The CERN blog is available at https://techblog.web.cern.ch/techblog/ and local developments are shared at https://github.com/cernops.

CERN has also contributed to governance and project management including an elected OpenStack individual board member, two members of the User Committee and PTL/core roles in Magnum, Keystone and Ironic.

What kind of challenges has your team overcome using OpenStack?

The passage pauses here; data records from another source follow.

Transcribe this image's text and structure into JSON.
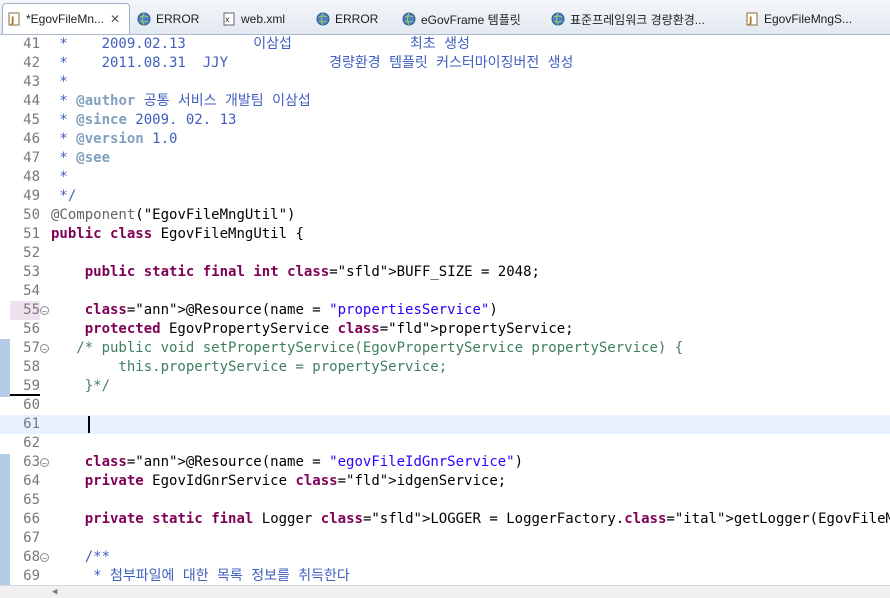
{
  "tabs": [
    {
      "label": "*EgovFileMn...",
      "icon": "java-file-icon",
      "active": true,
      "close": "✕"
    },
    {
      "label": "ERROR",
      "icon": "globe-icon"
    },
    {
      "label": "web.xml",
      "icon": "xml-file-icon"
    },
    {
      "label": "ERROR",
      "icon": "globe-icon"
    },
    {
      "label": "eGovFrame 템플릿",
      "icon": "globe-icon"
    },
    {
      "label": "표준프레임워크 경량환경...",
      "icon": "globe-icon"
    },
    {
      "label": "EgovFileMngS...",
      "icon": "java-file-icon"
    }
  ],
  "editor": {
    "current_line": 61,
    "lines": [
      {
        "n": 41,
        "text": " *    2009.02.13        이삼섭              최초 생성"
      },
      {
        "n": 42,
        "text": " *    2011.08.31  JJY            경량환경 템플릿 커스터마이징버전 생성"
      },
      {
        "n": 43,
        "text": " *"
      },
      {
        "n": 44,
        "tag": "@author",
        "text": " 공통 서비스 개발팀 이삼섭"
      },
      {
        "n": 45,
        "tag": "@since",
        "text": " 2009. 02. 13"
      },
      {
        "n": 46,
        "tag": "@version",
        "text": " 1.0"
      },
      {
        "n": 47,
        "tag": "@see",
        "text": ""
      },
      {
        "n": 48,
        "text": " *"
      },
      {
        "n": 49,
        "text": " */"
      },
      {
        "n": 50,
        "ann": "@Component",
        "text": "(\"EgovFileMngUtil\")"
      },
      {
        "n": 51,
        "text": "public class EgovFileMngUtil {"
      },
      {
        "n": 52,
        "text": ""
      },
      {
        "n": 53,
        "text": "    public static final int BUFF_SIZE = 2048;"
      },
      {
        "n": 54,
        "text": ""
      },
      {
        "n": 55,
        "text": "    @Resource(name = \"propertiesService\")"
      },
      {
        "n": 56,
        "text": "    protected EgovPropertyService propertyService;"
      },
      {
        "n": 57,
        "text": "   /* public void setPropertyService(EgovPropertyService propertyService) {"
      },
      {
        "n": 58,
        "text": "        this.propertyService = propertyService;"
      },
      {
        "n": 59,
        "text": "    }*/"
      },
      {
        "n": 60,
        "text": ""
      },
      {
        "n": 61,
        "text": ""
      },
      {
        "n": 62,
        "text": ""
      },
      {
        "n": 63,
        "text": "    @Resource(name = \"egovFileIdGnrService\")"
      },
      {
        "n": 64,
        "text": "    private EgovIdGnrService idgenService;"
      },
      {
        "n": 65,
        "text": ""
      },
      {
        "n": 66,
        "text": "    private static final Logger LOGGER = LoggerFactory.getLogger(EgovFileMngUtil.class);"
      },
      {
        "n": 67,
        "text": ""
      },
      {
        "n": 68,
        "text": "    /**"
      },
      {
        "n": 69,
        "text": "     * 첨부파일에 대한 목록 정보를 취득한다"
      }
    ]
  }
}
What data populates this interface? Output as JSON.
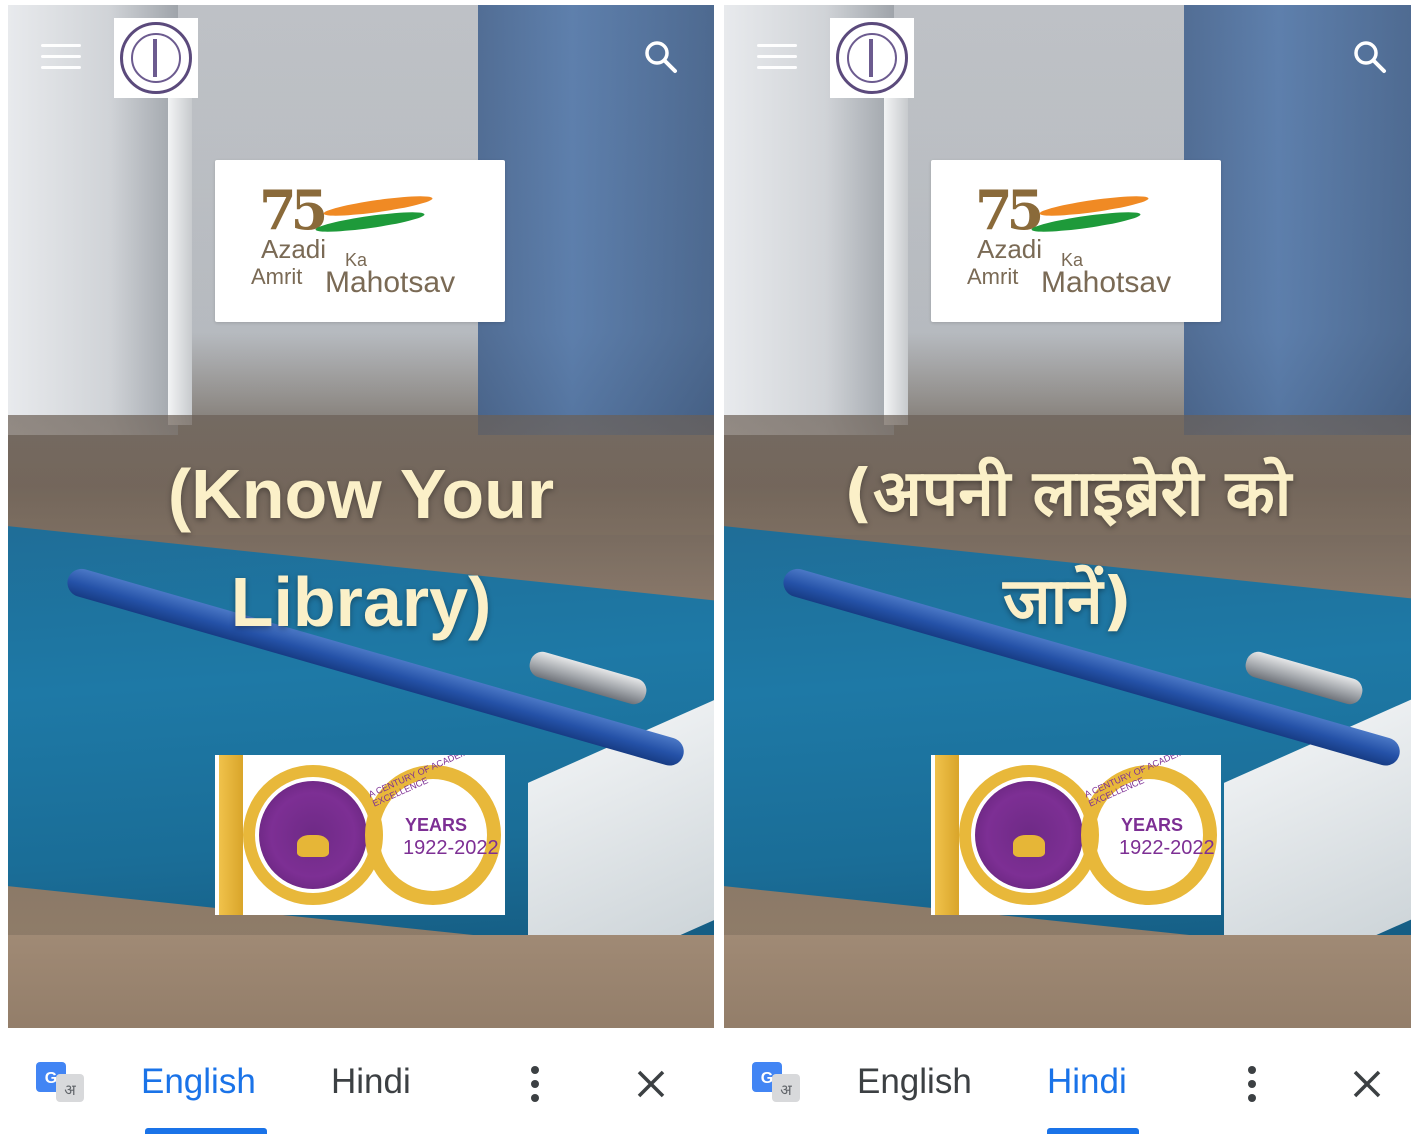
{
  "panels": [
    {
      "headline_line1": "(Know Your",
      "headline_line2": "Library)",
      "translate_bar": {
        "lang_source": "English",
        "lang_target": "Hindi",
        "active": "English"
      }
    },
    {
      "headline_line1": "(अपनी लाइब्रेरी को",
      "headline_line2": "जानें)",
      "translate_bar": {
        "lang_source": "English",
        "lang_target": "Hindi",
        "active": "Hindi"
      }
    }
  ],
  "azadi_logo": {
    "line1": "Azadi",
    "ka": "Ka",
    "amrit": "Amrit",
    "mahotsav": "Mahotsav"
  },
  "du_logo": {
    "years": "YEARS",
    "range": "1922-2022",
    "arc_text": "A CENTURY OF ACADEMIC EXCELLENCE"
  },
  "colors": {
    "accent": "#1a73e8",
    "headline": "#fbf0c8",
    "icon": "#3c4043"
  },
  "icons": [
    "menu-icon",
    "search-icon",
    "google-translate-icon",
    "more-vert-icon",
    "close-icon"
  ]
}
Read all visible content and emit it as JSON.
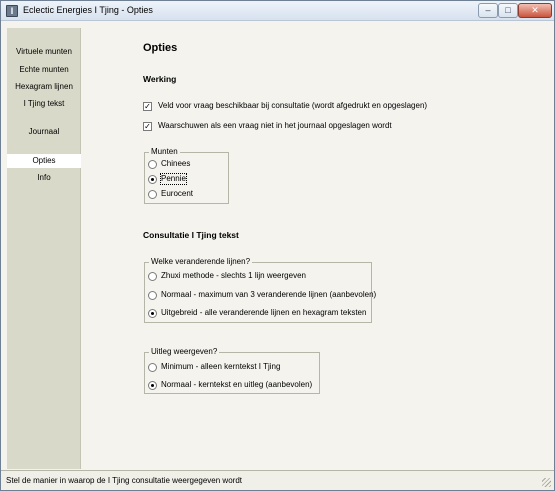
{
  "window": {
    "app_icon": "I",
    "title": "Eclectic Energies I Tjing - Opties",
    "buttons": {
      "minimize": "–",
      "maximize": "□",
      "close": "✕"
    }
  },
  "sidebar": {
    "items": [
      {
        "label": "Virtuele munten",
        "active": false
      },
      {
        "label": "Echte munten",
        "active": false
      },
      {
        "label": "Hexagram lijnen",
        "active": false
      },
      {
        "label": "I Tjing tekst",
        "active": false
      },
      {
        "label": "Journaal",
        "active": false
      },
      {
        "label": "Opties",
        "active": true
      },
      {
        "label": "Info",
        "active": false
      }
    ]
  },
  "main": {
    "title": "Opties",
    "werking": {
      "heading": "Werking",
      "checkboxes": [
        {
          "label": "Veld voor vraag beschikbaar bij consultatie (wordt afgedrukt en opgeslagen)",
          "checked": true,
          "mark": "✓"
        },
        {
          "label": "Waarschuwen als een vraag niet in het journaal opgeslagen wordt",
          "checked": true,
          "mark": "✓"
        }
      ],
      "munten": {
        "legend": "Munten",
        "options": [
          {
            "label": "Chinees",
            "selected": false
          },
          {
            "label": "Pennie",
            "selected": true
          },
          {
            "label": "Eurocent",
            "selected": false
          }
        ]
      }
    },
    "consultatie": {
      "heading": "Consultatie I Tjing tekst",
      "lijnen": {
        "legend": "Welke veranderende lijnen?",
        "options": [
          {
            "label": "Zhuxi methode - slechts 1 lijn weergeven",
            "selected": false
          },
          {
            "label": "Normaal - maximum van 3 veranderende lijnen (aanbevolen)",
            "selected": false
          },
          {
            "label": "Uitgebreid - alle veranderende lijnen en hexagram teksten",
            "selected": true
          }
        ]
      },
      "uitleg": {
        "legend": "Uitleg weergeven?",
        "options": [
          {
            "label": "Minimum - alleen kerntekst I Tjing",
            "selected": false
          },
          {
            "label": "Normaal - kerntekst en uitleg (aanbevolen)",
            "selected": true
          }
        ]
      }
    }
  },
  "statusbar": {
    "text": "Stel de manier in waarop de I Tjing consultatie weergegeven wordt"
  }
}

Given the demands of the Large Hadron Collider and the CERN experiments, provisioning more computing capacity without increasing the number of engineers was a challenge to overcome. Working with other members of the open source community in areas such as Container Orchestration-as-a-Service, Nova Cells, Identity Federation and Spot Market functionality has allowed these new features to be developed, reviewed by community and further enhanced. OpenStack Special Interest Groups such as the Scientific SIG and Large Scale SIG have provided a useful framework for debate, information sharing and common contribution.

A single framework for tracking, authentication and accounting for bare metal, virtual machines, storage and containers has been a major benefit for the CERN IT department. Allowing users to have self-service resources in a few minutes while ensuring that these are clearly allocated (and expired if appropriate) allows the CERN cloud users to focus on the goals of the laboratory rather than how to get the infrastructure they need.